Dryden stood by the cab. Humph got out as well. Twice in one day.
‘What’s that?’ Humph pointed east towards the river. A single black chimney stood against the stars. ‘Let’s go.’ It was the first time Humph had ever provided a destination.
It took them ten minutes of threading across country to arrive at Stretham Engine. The main building was in the shape of a tall brick cottage loaf with a slim chimney rising from one corner. It had been built in 1831 – one of ninety steam-driven pumping houses which replaced hundreds of windmills across the Fens. Stretham was one of the few to remain, largely because the engine was still in working order and had been designed and installed by James Watt himself, the father of steam. Dryden recalled writing a story that it was to open for the public in the spring after renovation with a grant from the Millennium Fund. But for the most part, since it had last pumped water from the Great West Fen up into the River Ouse in 1941, it was a forgotten landmark. A single needle of brick, which on low, cloudy days seemed to scratch the sky.
Humph was out of the cab before Dryden. On his feet he looked lighter, like a spinning top balanced precariously on two tiny feet so neat and close they looked, by comparison with his girth, like a single point. He bustled to the boot and produced two industrial-weight torches and an overcoat that could have covered a small horse.

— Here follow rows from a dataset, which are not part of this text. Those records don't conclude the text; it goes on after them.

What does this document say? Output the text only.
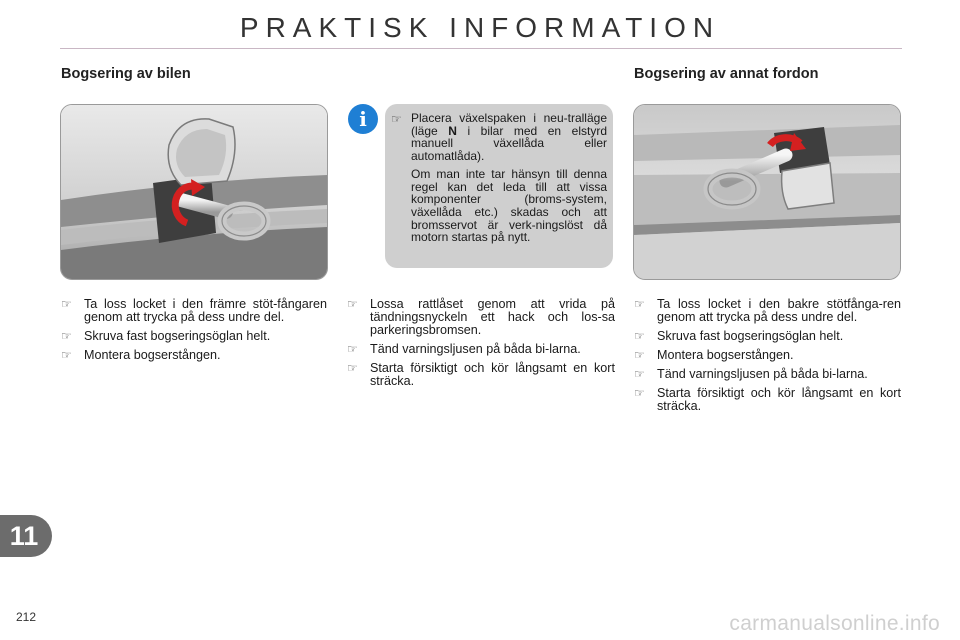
PRAKTISK INFORMATION
Bogsering av bilen	Bogsering av annat fordon
i	☞ Placera växelspaken i neu-tralläge (läge N i bilar med en elstyrd manuell växellåda eller automatlåda).

Om man inte tar hänsyn till denna regel kan det leda till att vissa komponenter (broms-system, växellåda etc.) skadas och att bromsservot är verk-ningslöst då motorn startas på nytt.

☞ Ta loss locket i den främre stöt-fångaren genom att trycka på dess undre del.
☞ Skruva fast bogseringsöglan helt.
☞ Montera bogserstången.
☞ Lossa rattlåset genom att vrida på tändningsnyckeln ett hack och los-sa parkeringsbromsen.
☞ Tänd varningsljusen på båda bi-larna.
☞ Starta försiktigt och kör långsamt en kort sträcka.
☞ Ta loss locket i den bakre stötfånga-ren genom att trycka på dess undre del.
☞ Skruva fast bogseringsöglan helt.
☞ Montera bogserstången.
☞ Tänd varningsljusen på båda bi-larna.
☞ Starta försiktigt och kör långsamt en kort sträcka.
11
212	carmanualsonline.info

Dryden, astonished by Humph’s burst of mobility, took the torch without a word.
They circled the engine house once. There were two doors both bolted and padlocked from the outside. None of the narrow windows were at floor level and the wooden doors to the coal chutes were held fast by iron bars padlocked to the brickwork.
‘It’s a lock-out,’ said Dryden.
They were standing by the main door when the otherwise still night was rustled by a faint breeze. The door before them swung open with a theatrical creak.
‘Spoo-ky,’ said Dryden.
They examined the door. The padlock was locked and the bolt in place but the latch had been carefully detached from the wood of the door jamb. To the eye it would look shut but a good shove would detach the door, allowing it to swing inwards – a good shove being considerably more force than that applied by a midnight breeze.
‘This is the bit in the film where I normally say something like: “No sane person would go in”,’ said Dryden.
‘There’s no car in sight,’ said Humph.
‘And if he’s in there he’s outnumbered.’
‘And this isn’t a late-night movie.’
They went in.
Inside they stood quietly in the dark and sensed the space around them. Their torch beams barely touched the joists fifty feet above – like Blitz-time searchlights rifling the clouds. James Watt’s great steam engine took up the lower two-thirds of the void. The giant machinery glimmered dully with the polish applied by a thousand steam enthusiasts. To one side sat a squat diesel engine, a metallic Swiss-roll of beaten panels, which had replaced Watt’s engine finally in the 1940s – only for it to be made redundant by the electricity pumping station further up river.
The machinery creaked as the various metals cooled at different rates with the chill of the night.
‘Let’s stick together.’
Dryden considered this redundant sentence. ‘Oh all right then.’ He indicated a flight of brick steps leading down to the cellars.
‘Can’t we stick together up here?’ Humph’s euphoria was dissipating. Besides, he knew Dryden well and there was nothing as foolhardy as a dedicated coward.